Wednesday, June 20, 2012

Comparing Transparency in the WTO Dispute Settlement Mechanism Vis-A-Vis Other Dispute Settlement Mechanisms.

Below is abstract of the article: “Transparency And Public Participation In The WTO: A Report Card On WTO Transparency Mechanisms” written by Gabrielle Marceau, Mikella Hurley . It has been published in the latest issue of "Trade, Law and Development" and the full text is available here. The article presents and compares transparency and public participation practices in the WTO dispute settlement mechanism with other dispute settlement mechanisms, particularly arbitration mechanisms such as NAFTA and ICSID.

In contemporary society where transparency has become a widely shared and recognized value, international organizations are increasingly being called upon to open their internal decision-making processes to greater public participation and scrutiny. The World Trade Organization [WTO], and its predecessor, the GATT, like many other institutions in the field of international economic law, have commonly been perceived as lacking sufficient transparency. However, since its inception in 1994, the WTO has systematically worked to increase public access to information, both in the context of rulemaking and dispute settlement, and has set an early example for other institutions. This article reviews the WTO’s efforts in this area, including recent developments on issues such as open hearings and amicus curiae briefs. Comparisons are drawn with other fora, particularly regional trade agreements and investor-State dispute settlement mechanisms. This transparency “report card” finds that, on the whole, the WTO’s track record compares favourably with that of other similar institutions. Nonetheless, some suggest that further work is warranted, particularly in the context of dispute settlement. The article concludes recalling practical suggestions that could help make the WTO even more transparent, and further increase the public’s trust in its mission.

1 comment:

  1. Transparency is a key element of any international legal or non-legal system which determines its legitimacy in the international order. It is also an important democratic norm which shapes the transparency of any legal or non-legal system. At a time when the WTO still faces various criticisms which attack its legitimacy as an apolitical organization, the WTO's transparency practices in the WTO DSS are worth mentioning. Truly, the WTO DSS's legitimacy receives a boost when it is determined to be so open.
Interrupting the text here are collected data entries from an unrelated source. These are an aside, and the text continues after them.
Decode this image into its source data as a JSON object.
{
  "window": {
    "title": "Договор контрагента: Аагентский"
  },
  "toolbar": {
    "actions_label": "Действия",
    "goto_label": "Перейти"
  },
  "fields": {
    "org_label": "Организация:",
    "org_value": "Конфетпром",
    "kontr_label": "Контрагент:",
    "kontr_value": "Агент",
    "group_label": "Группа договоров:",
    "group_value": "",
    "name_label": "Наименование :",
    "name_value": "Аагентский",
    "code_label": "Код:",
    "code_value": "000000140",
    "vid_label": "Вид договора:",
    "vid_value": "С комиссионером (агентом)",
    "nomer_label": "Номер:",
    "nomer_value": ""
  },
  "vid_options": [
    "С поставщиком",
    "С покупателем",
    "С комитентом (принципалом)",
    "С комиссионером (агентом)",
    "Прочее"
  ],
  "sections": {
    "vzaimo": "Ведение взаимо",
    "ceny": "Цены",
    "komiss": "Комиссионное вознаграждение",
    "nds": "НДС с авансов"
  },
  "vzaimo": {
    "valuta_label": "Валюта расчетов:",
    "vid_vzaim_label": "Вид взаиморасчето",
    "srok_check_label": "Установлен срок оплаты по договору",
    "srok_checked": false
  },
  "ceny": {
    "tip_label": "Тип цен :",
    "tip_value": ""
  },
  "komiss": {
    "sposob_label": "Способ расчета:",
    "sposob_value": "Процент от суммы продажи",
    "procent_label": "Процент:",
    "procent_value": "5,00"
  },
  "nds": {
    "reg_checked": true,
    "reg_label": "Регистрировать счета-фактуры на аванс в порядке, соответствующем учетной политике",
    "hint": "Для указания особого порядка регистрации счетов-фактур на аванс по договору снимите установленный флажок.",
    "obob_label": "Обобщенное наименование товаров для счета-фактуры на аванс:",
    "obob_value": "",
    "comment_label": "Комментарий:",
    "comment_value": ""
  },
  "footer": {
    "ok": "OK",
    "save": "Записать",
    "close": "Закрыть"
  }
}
    This brings me to transparency practices in international arbitration. Investment arbitration fora such as the ICSID have clearly evolved and become more transparent than earlier (given the open hearings, the admission of amicus briefs, inter-alia), thus contributing to its legitimacy. However, the issue of public participation in international commercial arbitration involving states where public policy is under scrutiny needs to be highlighted. Investment arbitration is clearly more transparent than it ever was, but more needs to be done, especially in other aspects such as mutual settlement of disputes (where the WTO is more transparent).